第4話 初デート①
一通り思い出すと、思ってしまう。
ほんと変な関係だなと。
それに、地味子相手で果たして気持ちはわかるのかと。
そんなことを考えていると地味子がやってくる。
「お待たせしてすみません。」
「ん。別に早く着いただけだからいいよ。それで?今日はなにするんだっけ?」
基本的にやることは地味子任せの為、私はそう質問した。
「はい。デートです。」
「デートって…具体的なにすんの?」
「ウィンドウショッピングです。」
まぁ、薄々はそうなんじゃないかと思っていたけど。
だって、待ち合わせ場所が隣町のショッピングモール前だったし。
やることがわかり、私が歩き出そうとすると地味子が止める。
「あの…お願いがあるのですが。」
「ん?お願い?」
「はい。その…手を繋いでもいいでしょうか。」
「えっ。」
私は少し戸惑ってしまう。
「だめですかね。」
きっと恋人関係の体験の為、なんだろうけど。
うーん。
私は少し考えると、まぁ手くらい繋いでもいいかと思い地味子に右手を差し出す。
周りの人に見られても、少し仲の良い友達くらいにしか思われないでしょ。
友達じゃないけどさ。
地味子はお礼をすると私の手に触れる。
だけど、私が考えていた手の繋ぎ方と違っていたようで。
地味子はお互いの指を絡めると、いわゆる恋人繋ぎをする。
私は予想外のことで動揺してしまい、手を離そうと思ったのだが地味子の方を見ると無表情で恥ずかしがってるそぶりもなかった為、そのままにした。
だって、私だけ動揺してるとかなんか悔しかったから。
それも不覚にも地味子相手に動揺するとか。
まぁ、しばらくどきどきしてたのは内緒だけど。
それから、二人で手を繋ぎながら色々見て回る。
まずは、洋服屋から。
私はかわいい服を何点か見つけると、試着する。
その間、地味子は私が着替えるのを試着室の前で待っている。
私は暇だろうから店内を見てて、と伝えたのだけど、わたしは大丈夫です。と言うので。
試着室の姿見で確認すると、自分で言うのもなんだけどすごく似合っていて、かわいいと思った。
「見て見てー!これめっちゃかわいくない!?」
テンションが上がった私は地味子に見せる。
「はい。かわいいです。」
無表情でそう言う地味子。
次の服も試着すると、地味子に見せる。
やっぱり、かわいいと無表情で言う地味子。
私はそんな地味子になんだか少しムッとしてしまう。
それから、ムキになった私は何度か繰り返す。
だけど変わらず、かわいいと無表情で言う地味子。
そんな地味子に、私は思わず言ってしまう。
「もー!ほんとにそう思ってるの!?」と。
そんな私に地味子は少し考えると口を開く。
「すみません。
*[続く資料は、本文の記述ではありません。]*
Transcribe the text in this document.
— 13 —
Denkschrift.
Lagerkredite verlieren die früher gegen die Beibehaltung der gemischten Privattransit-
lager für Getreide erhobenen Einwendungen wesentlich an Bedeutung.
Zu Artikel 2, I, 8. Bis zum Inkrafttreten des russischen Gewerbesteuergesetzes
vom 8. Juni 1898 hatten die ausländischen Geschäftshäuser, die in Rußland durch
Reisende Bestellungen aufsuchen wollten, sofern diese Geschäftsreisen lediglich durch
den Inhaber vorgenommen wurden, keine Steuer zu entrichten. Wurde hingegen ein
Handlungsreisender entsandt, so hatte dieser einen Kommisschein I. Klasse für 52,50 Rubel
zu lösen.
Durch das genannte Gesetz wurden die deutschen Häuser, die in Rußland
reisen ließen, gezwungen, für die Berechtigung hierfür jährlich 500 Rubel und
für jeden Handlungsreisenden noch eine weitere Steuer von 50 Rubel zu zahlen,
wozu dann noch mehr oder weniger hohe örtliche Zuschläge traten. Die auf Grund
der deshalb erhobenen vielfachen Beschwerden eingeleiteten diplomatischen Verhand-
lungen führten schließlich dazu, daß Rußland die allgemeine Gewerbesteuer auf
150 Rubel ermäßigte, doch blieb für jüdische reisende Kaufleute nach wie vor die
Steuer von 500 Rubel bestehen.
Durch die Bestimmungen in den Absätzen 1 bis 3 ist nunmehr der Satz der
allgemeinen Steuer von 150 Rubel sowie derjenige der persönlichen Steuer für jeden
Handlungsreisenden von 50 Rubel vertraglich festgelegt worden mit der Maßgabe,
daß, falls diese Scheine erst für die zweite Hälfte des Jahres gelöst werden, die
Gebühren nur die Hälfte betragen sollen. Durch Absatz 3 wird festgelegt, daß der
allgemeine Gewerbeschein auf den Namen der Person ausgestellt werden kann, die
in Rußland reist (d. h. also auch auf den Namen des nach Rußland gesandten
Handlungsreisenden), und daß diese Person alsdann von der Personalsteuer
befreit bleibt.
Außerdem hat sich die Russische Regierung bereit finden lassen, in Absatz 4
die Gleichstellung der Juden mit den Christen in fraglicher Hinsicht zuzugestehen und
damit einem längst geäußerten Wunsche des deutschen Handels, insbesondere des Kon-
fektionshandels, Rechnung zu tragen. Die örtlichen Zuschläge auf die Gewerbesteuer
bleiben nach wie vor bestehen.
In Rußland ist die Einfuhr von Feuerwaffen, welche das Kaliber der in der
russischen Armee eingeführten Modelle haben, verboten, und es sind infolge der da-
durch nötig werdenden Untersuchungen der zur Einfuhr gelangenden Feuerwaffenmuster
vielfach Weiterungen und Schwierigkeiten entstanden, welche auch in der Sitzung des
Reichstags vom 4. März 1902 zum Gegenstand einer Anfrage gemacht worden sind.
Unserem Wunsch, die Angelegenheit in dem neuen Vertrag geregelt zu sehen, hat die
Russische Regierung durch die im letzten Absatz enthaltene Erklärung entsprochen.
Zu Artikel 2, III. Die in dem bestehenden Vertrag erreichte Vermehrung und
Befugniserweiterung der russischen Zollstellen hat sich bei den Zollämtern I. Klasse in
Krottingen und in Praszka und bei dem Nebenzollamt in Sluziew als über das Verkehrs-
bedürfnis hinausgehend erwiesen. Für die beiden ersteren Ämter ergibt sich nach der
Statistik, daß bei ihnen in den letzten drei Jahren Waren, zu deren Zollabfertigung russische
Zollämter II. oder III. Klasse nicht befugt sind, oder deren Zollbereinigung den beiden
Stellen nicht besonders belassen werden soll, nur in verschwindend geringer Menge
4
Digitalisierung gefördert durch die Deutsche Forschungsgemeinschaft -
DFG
」
私はその言葉を聞き、考えてしまう。
ほんとはかわいいと思ってなかったんだと。
まぁ、別に地味子にどう思われようとどうでもいいんだけど。
それでも、少し落ち込みそうになる。
だけど、どうやらそれは私の勘違いで。
「わたし感情を顔に出すのが苦手で。」
顔を伏せ、そう言う地味子だったが、私の顔をジッと見つめると。
「でも、春川さんがかわいいと思っているのはほんとです。」
地味子がそう言ったのだった。
不覚にもドキッとしてしまい、私は試着室のカーテンを勢いよく閉める。
い、いや違うし。
ドキッとしたのは急に見つめられて言われたせいで。
べ、別に地味子に言われても、なにも感じないし。
私は気持ちを落ち着けると、試着した服を戻し、お店を後にする。
手を繋がず、私の少し後ろを歩く地味子。
私を怒らせたと勘違いし、遠慮してそうしているんだろう。
まぁ、私はこのままでもいいのだけど。
でも、なんだかそれはひどすぎるような気がして。
「ほら、続き。するんでしょ?」
そう言い、地味子に右手を差し出す。
そんな私に安心したのか、近づくとまた手と手を繋ぎ、歩き出すのだった。